Tubbataha divers to lead in reef damage assessment, says Coast GuardBy Jerry E. Esplanada
Philippine Daily Inquirer
MANILA, Philippines – Tubbataha Reef Management Office divers, not their counterparts from the Philippine Coast Guard, will make the “final assessment” of the damage left by the USS Guardian on the Tubbataha Reef in the Sulu Sea, the PCG spokesman told the Philippine Daily Inquirer.
Lt. Commander Armand Balilo on Monday, however, said they were “willing to assist the TRMO conduct the reef damage assessment operation by providing resources like ships and rubber boats.”
On January 22, five days after the US Navy minesweeper got stuck on the reef, 14 Coast Guard divers checked out the United Nations Educational, Scientific and Cultural Office’s World Heritage Site.
After completing their mission, the PCG divers reported that the damage caused by the USS Guardian’s grounding had reached 1,500 to 1,600 square meters, up from more or less 1,000 square meters two weeks earlier.
Balilo earlier said Coast Guard divers would make a final assessment of the American vessel’s damage to the reef.
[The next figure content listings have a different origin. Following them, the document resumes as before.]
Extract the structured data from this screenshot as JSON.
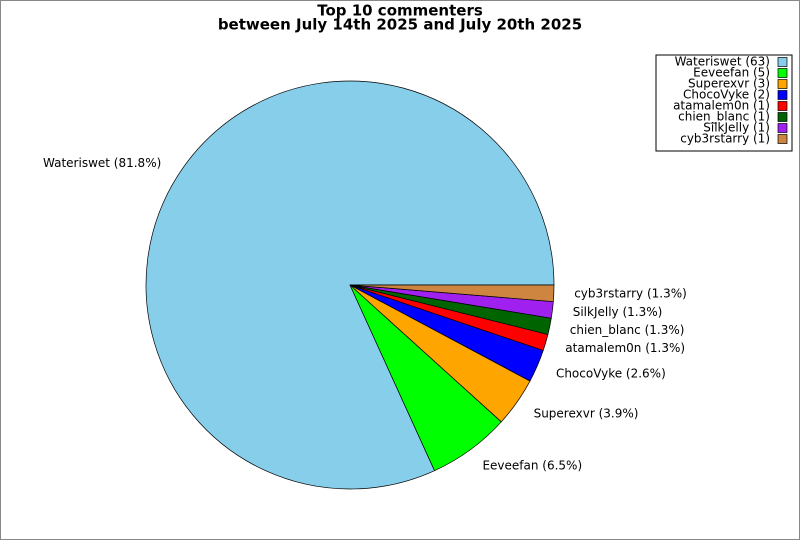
{
  "chart_data": {
    "type": "pie",
    "title": "Top 10 commenters",
    "subtitle": "between July 14th 2025 and July 20th 2025",
    "categories": [
      "Wateriswet",
      "Eeveefan",
      "Superexvr",
      "ChocoVyke",
      "atamalem0n",
      "chien_blanc",
      "SilkJelly",
      "cyb3rstarry"
    ],
    "values": [
      81.8,
      6.5,
      3.9,
      2.6,
      1.3,
      1.3,
      1.3,
      1.3
    ],
    "value_labels": [
      "Wateriswet (81.8%)",
      "Eeveefan (6.5%)",
      "Superexvr (3.9%)",
      "ChocoVyke (2.6%)",
      "atamalem0n (1.3%)",
      "chien_blanc (1.3%)",
      "SilkJelly (1.3%)",
      "cyb3rstarry (1.3%)"
    ],
    "legend_labels": [
      "Wateriswet (63)",
      "Eeveefan (5)",
      "Superexvr (3)",
      "ChocoVyke (2)",
      "atamalem0n (1)",
      "chien_blanc (1)",
      "SilkJelly (1)",
      "cyb3rstarry (1)"
    ],
    "colors": [
      "#87ceeb",
      "#00ff00",
      "#ffa500",
      "#0000ff",
      "#ff0000",
      "#006400",
      "#a020f0",
      "#cd853f"
    ],
    "legend": "upper right"
  }
}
On Monday, he said they were leaving it up to TRMO personnel.
The Paris-based UNESCO had expressed willingness to send a “team of experts” to assess the damage on the Tubbataha reef.
However, the Task Force Tubbataha, which groups both the PCG and the TRMO, among others, has yet to take up the UNESCO offer.
Meanwhile, the manual cleanup of the debris from the ship grounding site is expected to be completed on Tuesday.
The reef damage assessment “will start as soon as the cleanup operation wraps up,” according to Balilo.
The US Navy-contracted salvage team removed the USS Guardian’s stern, the vessel’s last remaining section, early Saturday afternoon.
The cut sections of the 68-meter ship were taken to the barge Seabridge S-700, which would bring them to an undisclosed US military facility in Japan.
The ship hit the upper side of the South Atoll, of the main atolls comprising the Tubbataha Reef, at dawn on January 17 while on its way to Indonesia.
Bad weather had delayed at least four times the salvage operations, which began on February 22.